Media Markt and Saturn’s aggressive expansion strategy in recent years will be continued. "Media Markt and Saturn is, besides Metro Cash & Carry, the most important and successful growth driver of METRO Group", said Cordes. "In order to further generate above-average growth in a dynamic and competitive environment, it is essential to be able to react quickly and flexibly in every respect. We are preparing ourselves for that in the coming years." An enlarged services offer should increase the general appeal of the format further. In 2008, the expansion in Russia and Turkey will progress, and furthermore, the market entry into Luxembourg is planned.
In 2007, Galeria Kaufhof again significantly increased its profitability, especially thanks to the successful execution of the trading-up strategy. "Galeria Kaufhof is a successful company", said Cordes. "But it is not a strategic part of METRO Group. Against this background, we are in a comfortable position to examine all our alternatives without any time pressure."
In future, METRO Group will gear its dividend policy closer to the earnings development and offer an attractive payout ratio.
Outlook
Group sales in 2008 are expected to grow by more than 6%.
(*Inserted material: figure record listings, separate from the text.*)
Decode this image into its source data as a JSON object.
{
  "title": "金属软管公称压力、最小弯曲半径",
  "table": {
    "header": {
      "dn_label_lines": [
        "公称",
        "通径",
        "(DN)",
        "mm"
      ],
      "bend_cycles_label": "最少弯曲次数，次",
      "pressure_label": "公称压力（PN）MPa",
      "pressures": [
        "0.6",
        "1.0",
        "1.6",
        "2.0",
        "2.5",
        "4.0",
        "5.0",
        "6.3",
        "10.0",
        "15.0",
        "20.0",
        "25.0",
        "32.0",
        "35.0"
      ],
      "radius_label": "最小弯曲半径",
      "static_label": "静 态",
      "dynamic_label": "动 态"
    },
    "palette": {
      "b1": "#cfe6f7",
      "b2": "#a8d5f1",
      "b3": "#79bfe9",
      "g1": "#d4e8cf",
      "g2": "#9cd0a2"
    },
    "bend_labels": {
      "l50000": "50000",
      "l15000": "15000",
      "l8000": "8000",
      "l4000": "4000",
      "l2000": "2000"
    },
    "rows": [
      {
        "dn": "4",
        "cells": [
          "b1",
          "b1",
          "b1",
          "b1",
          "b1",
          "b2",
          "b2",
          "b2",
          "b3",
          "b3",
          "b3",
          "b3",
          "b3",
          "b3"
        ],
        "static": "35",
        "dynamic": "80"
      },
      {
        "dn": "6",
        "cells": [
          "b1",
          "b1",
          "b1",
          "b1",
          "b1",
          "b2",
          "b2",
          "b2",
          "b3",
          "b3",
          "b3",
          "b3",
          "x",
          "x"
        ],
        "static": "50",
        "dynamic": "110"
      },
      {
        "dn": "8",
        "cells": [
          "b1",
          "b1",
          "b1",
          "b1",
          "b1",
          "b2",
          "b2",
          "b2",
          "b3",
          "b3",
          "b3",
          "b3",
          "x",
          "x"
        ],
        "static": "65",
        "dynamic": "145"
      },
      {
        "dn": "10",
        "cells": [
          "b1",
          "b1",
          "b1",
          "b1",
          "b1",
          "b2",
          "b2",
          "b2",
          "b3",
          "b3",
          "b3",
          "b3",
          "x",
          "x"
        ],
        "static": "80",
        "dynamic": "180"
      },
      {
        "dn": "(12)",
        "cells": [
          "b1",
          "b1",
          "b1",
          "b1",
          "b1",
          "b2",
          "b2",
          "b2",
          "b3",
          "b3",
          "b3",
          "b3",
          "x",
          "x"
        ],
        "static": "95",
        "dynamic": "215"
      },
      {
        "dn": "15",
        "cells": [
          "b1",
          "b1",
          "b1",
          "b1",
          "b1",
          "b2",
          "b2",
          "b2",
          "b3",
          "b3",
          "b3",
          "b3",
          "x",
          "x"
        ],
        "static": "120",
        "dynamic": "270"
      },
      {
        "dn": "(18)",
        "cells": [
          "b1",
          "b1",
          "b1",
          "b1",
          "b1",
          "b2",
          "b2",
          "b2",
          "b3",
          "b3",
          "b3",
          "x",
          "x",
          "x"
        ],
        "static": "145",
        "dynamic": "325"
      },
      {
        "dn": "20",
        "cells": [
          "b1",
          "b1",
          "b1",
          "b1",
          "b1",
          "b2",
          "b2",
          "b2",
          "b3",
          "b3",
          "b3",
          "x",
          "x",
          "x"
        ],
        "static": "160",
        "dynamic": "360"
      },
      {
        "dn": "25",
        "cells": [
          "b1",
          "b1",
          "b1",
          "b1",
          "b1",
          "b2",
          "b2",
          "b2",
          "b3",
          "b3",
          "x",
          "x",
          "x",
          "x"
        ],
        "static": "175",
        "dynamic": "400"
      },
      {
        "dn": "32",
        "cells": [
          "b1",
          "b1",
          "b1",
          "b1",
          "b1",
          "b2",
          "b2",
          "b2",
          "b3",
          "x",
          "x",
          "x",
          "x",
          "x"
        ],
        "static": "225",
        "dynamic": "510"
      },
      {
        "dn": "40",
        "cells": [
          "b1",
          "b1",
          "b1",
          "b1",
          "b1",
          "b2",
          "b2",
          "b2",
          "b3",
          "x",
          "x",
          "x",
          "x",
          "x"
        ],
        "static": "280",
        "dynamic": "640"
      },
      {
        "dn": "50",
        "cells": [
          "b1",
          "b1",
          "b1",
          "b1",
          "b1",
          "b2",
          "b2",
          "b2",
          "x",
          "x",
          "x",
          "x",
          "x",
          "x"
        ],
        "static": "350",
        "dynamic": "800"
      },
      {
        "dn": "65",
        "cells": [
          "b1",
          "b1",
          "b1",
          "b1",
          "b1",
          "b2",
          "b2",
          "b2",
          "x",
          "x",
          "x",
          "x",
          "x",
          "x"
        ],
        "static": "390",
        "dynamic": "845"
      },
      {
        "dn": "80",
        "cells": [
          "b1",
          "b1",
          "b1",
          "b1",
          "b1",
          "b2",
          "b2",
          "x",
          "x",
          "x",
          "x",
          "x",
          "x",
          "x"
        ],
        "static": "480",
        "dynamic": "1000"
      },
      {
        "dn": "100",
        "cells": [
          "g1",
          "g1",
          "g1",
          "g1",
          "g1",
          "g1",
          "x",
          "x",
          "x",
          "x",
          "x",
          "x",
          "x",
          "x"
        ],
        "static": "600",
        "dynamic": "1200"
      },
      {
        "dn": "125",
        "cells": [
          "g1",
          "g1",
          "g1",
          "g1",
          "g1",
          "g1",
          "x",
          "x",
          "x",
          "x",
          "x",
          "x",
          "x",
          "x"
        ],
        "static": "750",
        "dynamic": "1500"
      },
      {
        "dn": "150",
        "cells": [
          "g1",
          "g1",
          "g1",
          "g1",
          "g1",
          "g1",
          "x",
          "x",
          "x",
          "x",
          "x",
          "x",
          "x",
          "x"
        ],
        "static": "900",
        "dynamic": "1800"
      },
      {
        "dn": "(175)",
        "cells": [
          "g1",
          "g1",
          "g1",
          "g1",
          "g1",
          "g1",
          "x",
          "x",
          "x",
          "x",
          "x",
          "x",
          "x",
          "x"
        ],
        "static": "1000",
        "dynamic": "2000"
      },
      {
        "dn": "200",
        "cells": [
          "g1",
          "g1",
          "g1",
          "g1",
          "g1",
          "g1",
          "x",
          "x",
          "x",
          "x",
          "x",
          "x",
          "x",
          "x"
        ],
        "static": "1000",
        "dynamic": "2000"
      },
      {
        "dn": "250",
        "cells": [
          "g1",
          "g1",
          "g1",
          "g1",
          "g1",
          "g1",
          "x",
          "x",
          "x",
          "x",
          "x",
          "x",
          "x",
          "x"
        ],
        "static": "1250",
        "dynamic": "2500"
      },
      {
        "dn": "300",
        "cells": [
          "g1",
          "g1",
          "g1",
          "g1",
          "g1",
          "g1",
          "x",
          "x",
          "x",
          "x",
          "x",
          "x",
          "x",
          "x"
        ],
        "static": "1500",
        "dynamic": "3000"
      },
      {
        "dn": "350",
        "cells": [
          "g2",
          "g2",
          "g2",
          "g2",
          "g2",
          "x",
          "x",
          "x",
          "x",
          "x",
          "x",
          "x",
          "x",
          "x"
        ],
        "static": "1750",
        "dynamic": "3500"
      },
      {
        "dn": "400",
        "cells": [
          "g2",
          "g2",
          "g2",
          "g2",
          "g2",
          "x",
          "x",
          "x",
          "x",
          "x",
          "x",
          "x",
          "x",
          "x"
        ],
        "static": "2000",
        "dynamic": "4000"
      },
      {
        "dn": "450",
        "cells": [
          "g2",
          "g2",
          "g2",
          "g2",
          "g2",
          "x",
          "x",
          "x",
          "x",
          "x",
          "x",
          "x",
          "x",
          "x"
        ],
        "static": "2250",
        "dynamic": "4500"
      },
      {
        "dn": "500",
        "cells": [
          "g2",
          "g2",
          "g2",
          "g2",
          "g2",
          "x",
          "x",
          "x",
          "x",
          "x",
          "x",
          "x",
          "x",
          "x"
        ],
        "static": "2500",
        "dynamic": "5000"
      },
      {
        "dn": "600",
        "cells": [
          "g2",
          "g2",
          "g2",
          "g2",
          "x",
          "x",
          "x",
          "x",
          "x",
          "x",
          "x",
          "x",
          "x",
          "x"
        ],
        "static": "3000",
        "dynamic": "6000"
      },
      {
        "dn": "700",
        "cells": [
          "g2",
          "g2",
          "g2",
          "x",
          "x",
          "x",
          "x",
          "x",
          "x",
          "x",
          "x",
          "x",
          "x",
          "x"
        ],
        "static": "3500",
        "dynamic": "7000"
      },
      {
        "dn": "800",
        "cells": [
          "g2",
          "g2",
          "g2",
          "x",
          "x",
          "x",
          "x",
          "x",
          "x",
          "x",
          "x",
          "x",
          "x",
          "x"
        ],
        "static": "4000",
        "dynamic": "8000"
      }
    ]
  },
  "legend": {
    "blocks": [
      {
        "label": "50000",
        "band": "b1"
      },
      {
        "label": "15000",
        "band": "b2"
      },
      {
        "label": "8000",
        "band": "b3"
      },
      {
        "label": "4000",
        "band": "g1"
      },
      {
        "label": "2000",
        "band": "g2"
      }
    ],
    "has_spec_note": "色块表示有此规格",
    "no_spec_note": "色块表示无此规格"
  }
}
METRO Group expects an EBIT increase (before special items) in 2008 between 6% and 8%.
METRO Group’s capex is estimated to exceed €2.2 billion. Metro Cash & Carry expects to open around 40 stores, Real c.15 hypermarkets, and Media Markt and Saturn more than 70 stores per year.
In the context of METRO Group’s value-creating growth strategy, sales are expected to increase by more than 6% per annum in the medium-term and EBIT growth before special items by more than 8%.